2. The Challenger: Logistic Regression (The "Scorecard") While less predictive (AUC 0.685), the Logistic Regression pipeline served a crucial purpose. By transforming our data into Weight of Evidence (WoE) bins, we linearized the relationships and proved that "Black Box" complexity is actually necessary—we lose about 10% of our predictive power when we force the math to be simple. However, this model provided the "Why." It generated a human-readable Scorecard showing that social trust (degree_of_trust) and employment verification (FLAG_EMP_PHONE) are massive safety signals, cutting default risk by half.

3. Key Drivers & Business Insight Across all models, one truth remained constant: External Sources (credit bureau scores) are the strongest predictors. However, our feature engineering proved its worth. Variables we created, like ratio_annuity_to_credit and cc_avg_monthly_atm_count, consistently ranked in the top 10. This confirms that a customer's liquidity behavior (how much cash they take out, how burdened they are by payments) is just as important as their static credit history.

Final Verdict: We deploy LightGBM to make the decisions, and we use the Logistic Regression Scorecard to explain those decisions to regulators and loan officers. We have the best of both worlds: maximum security and full transparency.

Conclusion ¶

In terms of the reasons of credit default, we concluded that the most important features are the ones related to the external sources, which are the credit bureau scores. This is consistent with the fact that these scores are designed to capture a wide range of financial behaviors and histories, making them powerful predictors of default risk. Additionally, our engineered features related to liquidity and payment burden also emerged as significant, highlighting the importance of understanding a customer's current financial stress in addition to their historical creditworthiness. In addition to these, factors like social trust and employment verification also play a crucial role, suggesting that non-financial indicators can provide valuable insights into a borrower's reliability. Overall, the combination of traditional credit scores and innovative behavioral features gives us a comprehensive view of default risk.

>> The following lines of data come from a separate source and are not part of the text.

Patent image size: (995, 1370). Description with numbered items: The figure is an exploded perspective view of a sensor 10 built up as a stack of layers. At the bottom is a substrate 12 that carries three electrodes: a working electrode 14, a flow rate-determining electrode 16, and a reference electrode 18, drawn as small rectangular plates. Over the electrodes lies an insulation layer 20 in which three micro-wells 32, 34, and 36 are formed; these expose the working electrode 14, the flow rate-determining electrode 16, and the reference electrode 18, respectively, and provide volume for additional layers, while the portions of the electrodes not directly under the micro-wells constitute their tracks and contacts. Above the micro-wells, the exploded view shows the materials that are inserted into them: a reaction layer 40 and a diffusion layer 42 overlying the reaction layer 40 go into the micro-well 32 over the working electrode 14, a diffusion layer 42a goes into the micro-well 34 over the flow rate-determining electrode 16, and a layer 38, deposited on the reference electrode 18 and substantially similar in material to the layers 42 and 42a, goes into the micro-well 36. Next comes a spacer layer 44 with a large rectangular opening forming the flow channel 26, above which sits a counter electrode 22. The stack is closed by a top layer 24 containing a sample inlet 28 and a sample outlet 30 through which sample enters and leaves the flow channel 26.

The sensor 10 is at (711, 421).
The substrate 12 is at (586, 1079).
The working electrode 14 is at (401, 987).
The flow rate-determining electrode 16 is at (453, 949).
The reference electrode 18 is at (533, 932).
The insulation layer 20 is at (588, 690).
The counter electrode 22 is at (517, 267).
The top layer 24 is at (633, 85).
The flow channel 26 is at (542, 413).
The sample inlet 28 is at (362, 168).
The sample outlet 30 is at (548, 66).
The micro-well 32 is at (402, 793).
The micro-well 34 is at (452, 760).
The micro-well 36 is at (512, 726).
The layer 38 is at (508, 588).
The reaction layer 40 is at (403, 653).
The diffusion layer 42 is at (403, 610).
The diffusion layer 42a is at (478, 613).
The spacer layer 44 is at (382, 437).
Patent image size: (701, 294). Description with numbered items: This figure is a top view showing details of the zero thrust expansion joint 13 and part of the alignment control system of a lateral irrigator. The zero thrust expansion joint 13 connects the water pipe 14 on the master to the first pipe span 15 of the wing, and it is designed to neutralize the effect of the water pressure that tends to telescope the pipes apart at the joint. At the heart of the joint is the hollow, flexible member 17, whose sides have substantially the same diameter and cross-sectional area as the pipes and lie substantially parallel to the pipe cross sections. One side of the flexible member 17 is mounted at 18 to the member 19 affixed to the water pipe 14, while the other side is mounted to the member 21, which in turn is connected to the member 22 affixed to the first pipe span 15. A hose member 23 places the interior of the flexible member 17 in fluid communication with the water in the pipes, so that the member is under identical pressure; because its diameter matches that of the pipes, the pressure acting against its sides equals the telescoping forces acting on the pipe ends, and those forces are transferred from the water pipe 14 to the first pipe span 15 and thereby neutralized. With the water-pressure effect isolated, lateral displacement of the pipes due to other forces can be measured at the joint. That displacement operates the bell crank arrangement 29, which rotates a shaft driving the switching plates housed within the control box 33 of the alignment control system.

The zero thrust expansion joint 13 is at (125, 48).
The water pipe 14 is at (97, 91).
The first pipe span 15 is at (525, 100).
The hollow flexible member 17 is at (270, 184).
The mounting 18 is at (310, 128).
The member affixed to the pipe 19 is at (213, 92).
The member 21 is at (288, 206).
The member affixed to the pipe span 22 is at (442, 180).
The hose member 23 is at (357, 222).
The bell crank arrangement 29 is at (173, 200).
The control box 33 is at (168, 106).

Conversely, the least important features were those that had low Information Value in the Logistic Regression model and low Gain in the tree-based models. These often included features that were either redundant (highly correlated with stronger predictors) or had very little variation across the dataset (e.g., features with many missing values or low cardinality). For instance, certain demographic variables or rarely used flags may have shown minimal impact on the model's predictions, indicating that they do not provide meaningful information about default risk in this context. This reinforces the importance of feature selection and engineering in building effective credit risk models, as including irrelevant features can add noise and reduce overall performance.